REGNE ANIMAL / Par Jean-Baptiste del Amo

REGNE ANIMAL / Par Jean-Baptiste del Amo : « Quatre cents pages époustouflantes de chair, de sang, de boue fangeuse, portées par une écriture flamboyante, décrivant « une agonie sans fin dans une ferme croulante, cernée par l’odeur, le hurlement des porcs et la barbarie des hommes ».

Coups de coeur, coup de griffe, décryptage… L’Express a passé au tamis la rentrée littéraire. Cette semaine, les romans français sont à l’honneur. Peu de têtes d’affiche mais de belles lectures.

Règne animal, par Jean-Baptiste del Amo

Porc royal

Une fresque sur la famille et la sauvagerie humaine à travers l’histoire d’un élevage porcin. Un roman époustouflant.

On oublie parfois que les patrimoines génétiques de l’homme et du cochon ont beaucoup en commun. Ce rappel biologique n’est toutefois pas la seule qualité du quatrième roman – fruit de cinq ans de travail – de Jean-Baptiste del Amo, dont le titre claque comme un coup de fouet: Règne animal. Quatre cents pages époustouflantes de chair, de sang, de boue fangeuse, portées par une écriture flamboyante, décrivant « une agonie sans fin dans une ferme croulante, cernée par l’odeur, le hurlement des porcs et la barbarie des hommes ».

Jean-Baptiste del Amo

Jean-Baptiste del Amo

J. Benhamou/SDP

L’exploitation a en effet bien changé. Le domaine où a grandi Eléonore, au début du XXe siècle, dans lequel on ne pouvait guère engraisser qu’un ou deux animaux, a laissé place dans les années 1980 à une porcherie industrielle tenue par ses descendants – Henri, Serge, Jérôme… Ces derniers usinent désormais « des bêtes débiles, […] des êtres énormes et fragiles à la fois, et qui n’ont même pas de vie sinon les cent quatre-vingt-deux jours passés à végéter dans la pénombre de la porcherie, un coeur et des poumons dans le seul but de battre et d’oxygéner leur sang afin de produire toujours plus de viande maigre propre à la consommation ». Mais ce rapport à l’animal ne serait-il pas symptomatique des relations entre humains?

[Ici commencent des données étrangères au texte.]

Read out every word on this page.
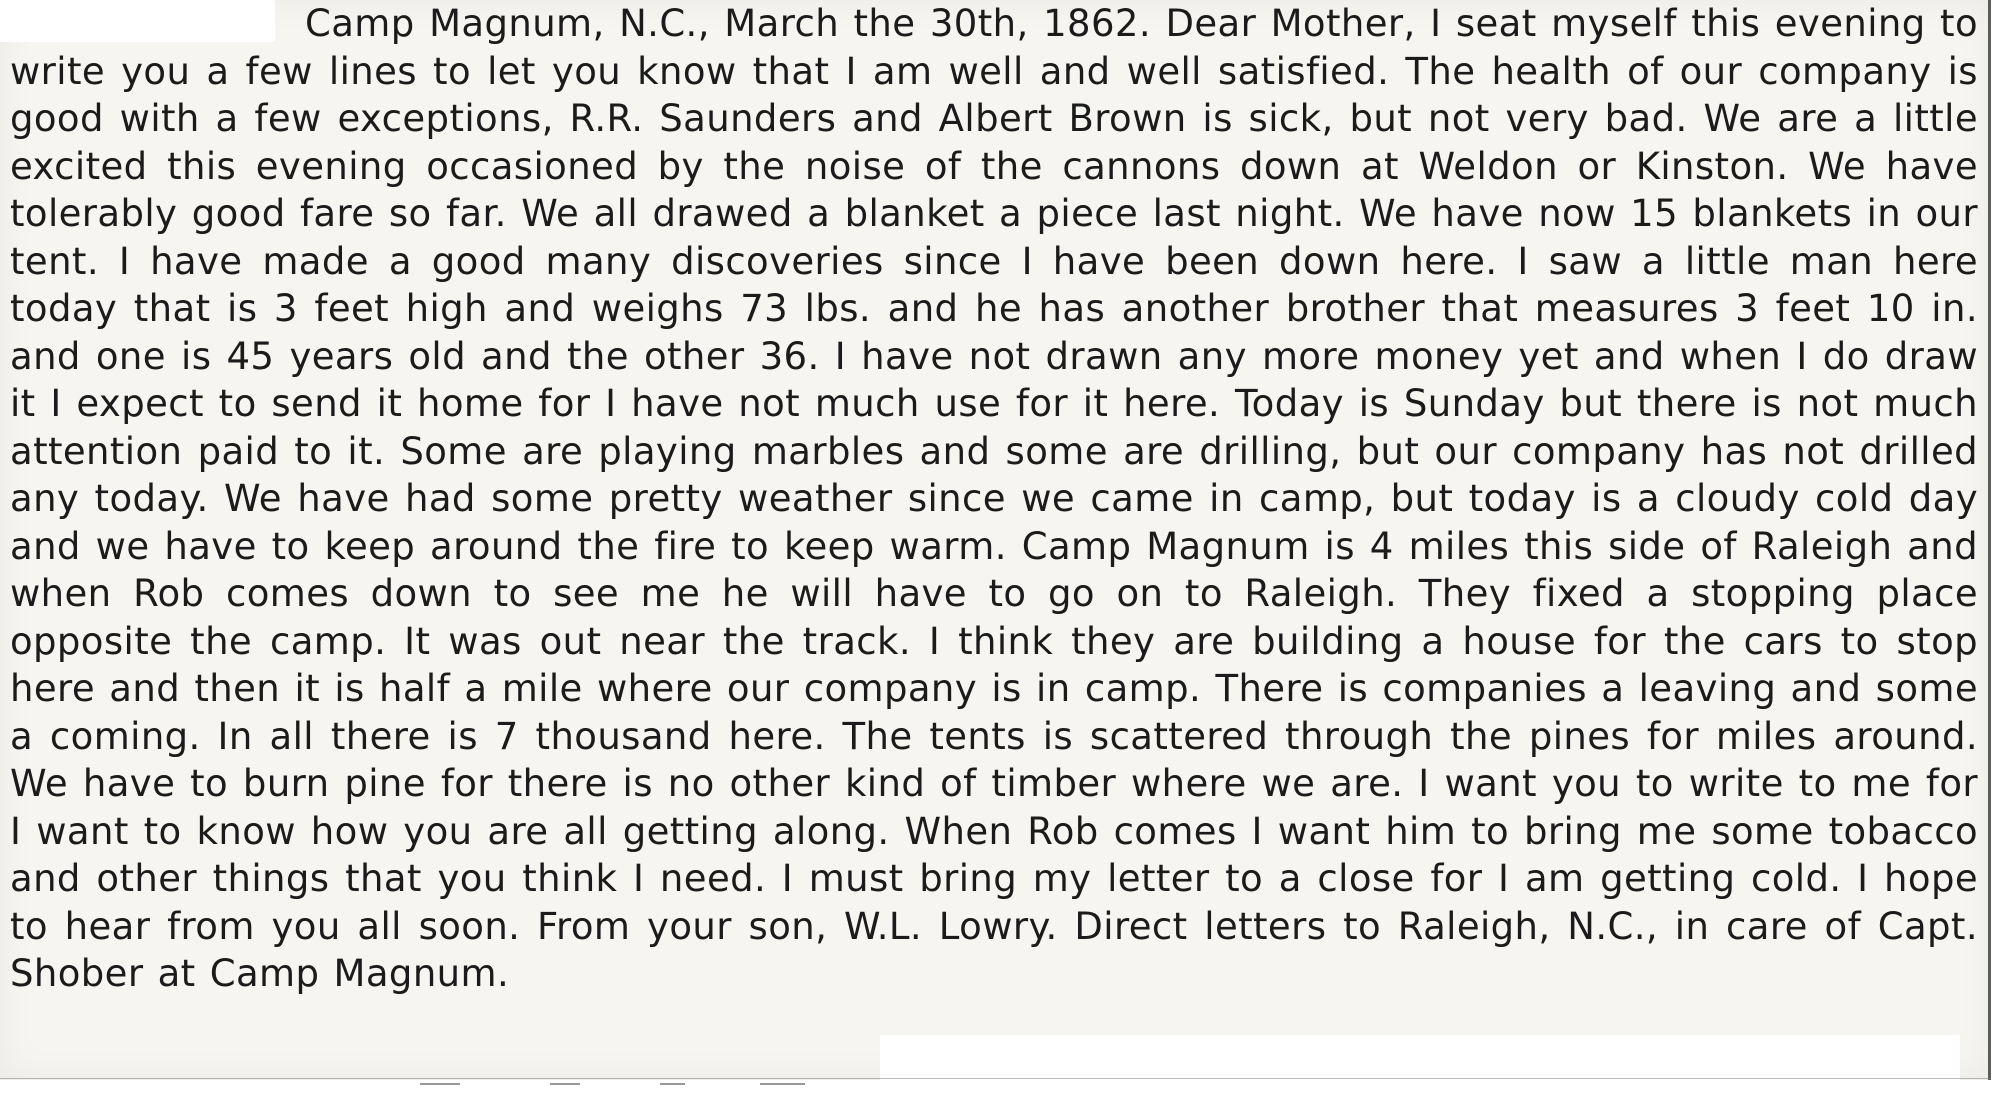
Camp Magnum, N.C., March the 30th, 1862. Dear Mother, I seat myself this evening to write you a few lines to let you know that I am well and well satisfied. The health of our company is good with a few exceptions, R.R. Saunders and Albert Brown is sick, but not very bad. We are a little excited this evening occasioned by the noise of the cannons down at Weldon or Kinston. We have tolerably good fare so far. We all drawed a blanket a piece last night. We have now 15 blankets in our tent. I have made a good many discoveries since I have been down here. I saw a little man here today that is 3 feet high and weighs 73 lbs. and he has another brother that measures 3 feet 10 in. and one is 45 years old and the other 36. I have not drawn any more money yet and when I do draw it I expect to send it home for I have not much use for it here. Today is Sunday but there is not much attention paid to it. Some are playing marbles and some are drilling, but our company has not drilled any today. We have had some pretty weather since we came in camp, but today is a cloudy cold day and we have to keep around the fire to keep warm. Camp Magnum is 4 miles this side of Raleigh and when Rob comes down to see me he will have to go on to Raleigh. They fixed a stopping place opposite the camp. It was out near the track. I think they are building a house for the cars to stop here and then it is half a mile where our company is in camp. There is companies a leaving and some a coming. In all there is 7 thousand here. The tents is scattered through the pines for miles around. We have to burn pine for there is no other kind of timber where we are. I want you to write to me for I want to know how you are all getting along. When Rob comes I want him to bring me some tobacco and other things that you think I need. I must bring my letter to a close for I am getting cold. I hope to hear from you all soon. From your son, W.L. Lowry. Direct letters to Raleigh, N.C., in care of Capt. Shober at Camp Magnum.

Révélé en 2008 avec Une éducation libertine (salué par le Goncourt du premier roman), Jean-Baptiste del Amo dresse ici un parallèle dérangeant et pertinent entre l’élevage et l’éducation, la reproduction des êtres vivants et celle de l’Histoire. L’une des grandes forces de cette ambitieuse fiction tient à sa construction elliptique, qui se concentre sur deux périodes (de 1898 à 1917 d’un côté, l’année 1981 de l’autre) et impose deux écritures différentes (lyrique dans la première moitié, sèche dans la seconde), afin de faire ressentir l’évolution de la sauvagerie.

C’est ainsi que l’écrivain décortique la transmission de la violence et la complexité des liens familiaux – qu’on croirait tirées de… Massacre à la tronçonneuse (l’une des références « officieuses » de l’auteur, grand amateur de cinéma d’horreur)! Au-delà de la richesse thématique, on est surtout emporté par la puissance picturale des scènes et la sensibilité sauvage des mots, par instants dignes du meilleur Cormac McCarthy. Une noire splendeur.

Baptiste Liger

RÈGNE ANIMAL, par Jean-Baptiste del Amo. Gallimard, 424p., 21€.